Thursday, September 24, 2009

Five Cocktails Nobody Drinks Anymore

I had decided on the topic of today's post before Laura Benedict told me it was National Punctuation Day, and now I'm sorry I don't have anything to mark the occasion. Later today I'll resume copy edits on an engineering textbook, so I'll be celebrating in my own way . . . but without you guys, sorry.

Anyway, last night before and after "Glee," the best new show on television, I watched a broadcast of New York, New York, a dark, strange musical directed by Martin Scorsese and starring Robert De Niro and Liza Minnelli. The movie is full of Scorsese's trademark attention to detail, from the costumes to the automobiles to the things the characters eat and drink. One of the cocktails a character ordered in a nightclub inspired today's post.

Fashions in alcohol come and go, just as in anything else. I left Washington at the height of the martini revival, and learned to drink mojitos in Los Angeles. Here in Maine the unofficial state cocktail is the mudslide -- in the bartender's manual, a combination of vodka, coffee liqueur and Bailey's Irish Cream, but here more frequently just a mix of milk and Allen's Coffee Brandy.

Anyway, here are five cocktails you never hear anyone order anymore, except on "Mad Men."

1. Brandy Alexander. One and a half parts brandy, one part crème de cacao, one part cream, shaken with ice and strained into a glass. If you want a milkshake, just order one . . . originally made with gin, called simply an Alexander. The idea of mixing gin and cream makes me feel a little queasy, but I'm allergic to gin anyway.

2. Grasshopper. A Thin Mint in a glass: one part green crème de menthe, one part light cream, one part white crème de cacao. I've seen these served as shooters, which says a lot about the way our culture has changed over the last fifty years.

3. Harvey Wallbanger. One part vodka, half a part Galliano (a liqueur flavored with licorice and vanilla), and four parts orange juice. I've never tried one; the combination of licorice and orange doesn't appeal.

4. Pink Squirrel. Ordered by a character in New York, New York; I had to look this up. One part cream, one part white crème de cacao, and one part crème de noyaux, an opaque liqueur flavored with apricot kernels that happens to be pink. I could swear they told us in Girl Scouts that apricot kernels (and peach kernels) were poison. Cyanide, aren't they? Didn't somebody's cousin's neighbor die from eating them? Sheesh, no wonder no one drinks these anymore.

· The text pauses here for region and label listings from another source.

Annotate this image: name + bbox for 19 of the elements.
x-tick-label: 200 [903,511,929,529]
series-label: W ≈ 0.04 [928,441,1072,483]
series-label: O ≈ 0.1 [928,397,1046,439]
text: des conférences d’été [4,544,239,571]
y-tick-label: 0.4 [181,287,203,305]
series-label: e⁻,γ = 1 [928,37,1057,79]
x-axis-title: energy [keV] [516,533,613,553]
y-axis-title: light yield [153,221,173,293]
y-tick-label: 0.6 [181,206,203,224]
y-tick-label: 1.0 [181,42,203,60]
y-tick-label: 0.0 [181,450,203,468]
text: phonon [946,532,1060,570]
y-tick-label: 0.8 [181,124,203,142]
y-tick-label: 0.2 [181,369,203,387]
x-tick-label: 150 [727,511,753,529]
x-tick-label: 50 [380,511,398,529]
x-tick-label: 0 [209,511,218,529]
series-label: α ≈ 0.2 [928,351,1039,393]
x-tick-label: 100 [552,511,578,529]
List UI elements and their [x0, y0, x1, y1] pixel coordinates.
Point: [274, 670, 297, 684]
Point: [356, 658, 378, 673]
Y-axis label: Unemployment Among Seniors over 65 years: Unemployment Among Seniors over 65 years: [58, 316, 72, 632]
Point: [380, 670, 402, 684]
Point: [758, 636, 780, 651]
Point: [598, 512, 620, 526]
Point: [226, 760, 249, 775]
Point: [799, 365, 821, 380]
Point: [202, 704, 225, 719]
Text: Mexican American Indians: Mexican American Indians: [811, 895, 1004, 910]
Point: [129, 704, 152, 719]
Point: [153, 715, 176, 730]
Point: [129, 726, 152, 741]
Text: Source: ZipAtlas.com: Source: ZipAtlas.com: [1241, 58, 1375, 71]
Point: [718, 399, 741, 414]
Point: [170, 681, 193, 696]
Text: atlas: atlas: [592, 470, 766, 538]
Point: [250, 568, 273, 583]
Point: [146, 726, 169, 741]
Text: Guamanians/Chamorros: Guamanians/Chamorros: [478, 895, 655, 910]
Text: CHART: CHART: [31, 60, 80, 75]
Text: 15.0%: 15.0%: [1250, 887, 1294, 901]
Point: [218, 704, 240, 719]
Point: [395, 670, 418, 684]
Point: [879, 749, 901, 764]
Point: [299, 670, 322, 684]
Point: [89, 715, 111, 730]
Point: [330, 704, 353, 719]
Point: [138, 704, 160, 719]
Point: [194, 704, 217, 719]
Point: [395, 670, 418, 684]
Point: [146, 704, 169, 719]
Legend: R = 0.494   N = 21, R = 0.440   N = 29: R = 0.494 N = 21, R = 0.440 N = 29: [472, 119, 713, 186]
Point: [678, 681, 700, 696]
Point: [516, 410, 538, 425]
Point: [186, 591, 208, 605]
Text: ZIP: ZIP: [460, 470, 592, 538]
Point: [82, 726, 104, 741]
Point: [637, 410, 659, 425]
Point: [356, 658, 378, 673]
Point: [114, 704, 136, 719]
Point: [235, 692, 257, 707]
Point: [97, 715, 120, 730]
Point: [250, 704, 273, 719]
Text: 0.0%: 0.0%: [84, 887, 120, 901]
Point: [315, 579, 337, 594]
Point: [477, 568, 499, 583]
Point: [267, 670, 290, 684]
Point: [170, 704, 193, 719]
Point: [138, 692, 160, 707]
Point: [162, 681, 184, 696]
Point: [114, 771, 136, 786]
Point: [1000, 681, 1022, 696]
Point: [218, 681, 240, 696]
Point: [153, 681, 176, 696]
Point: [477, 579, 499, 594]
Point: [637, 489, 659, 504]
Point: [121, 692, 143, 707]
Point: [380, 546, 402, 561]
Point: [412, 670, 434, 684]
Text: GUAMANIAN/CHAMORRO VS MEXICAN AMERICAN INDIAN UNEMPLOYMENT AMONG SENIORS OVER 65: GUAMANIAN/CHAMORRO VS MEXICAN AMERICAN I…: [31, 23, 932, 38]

5. Vodka Stinger. Immortalized in the song "Ladies Who Lunch" from the musical Company, this is a cocktail that doesn't mess around: one and a half parts vodka, one part white crème de menthe, shaken with ice and strained into a glass. Or you could just drink Scope.

6 comments:

Judy Bobalik said...

I believe I saw most of these drinks on the menu at the Campbell Apartment in Grand Central in NYC. But then they are a bar serving drinks from another time.

Ellen Clair Lamb said...

I would love to hang out in a bar that serves vintage cocktails, although I probably wouldn't order any of the ones on this list.

JIM LAMB said...

Manhatten anyone?

Karen Olson said...

My mother in law still drinks Manhattans.

I personally enjoy a Sidecar.

Ellen Clair Lamb said...

I have friends who still drink Manhattans, and I think I've been with you when you ordered a sidecar, Karen. I like an Old Fashioned every now and then, myself.

Claire said...

There's an old-fashioned martini and cigar bar down the street from us, called Aroma. They don't have a cocktail list but apparently they'll make you any weird old-fashioned thing you can think of.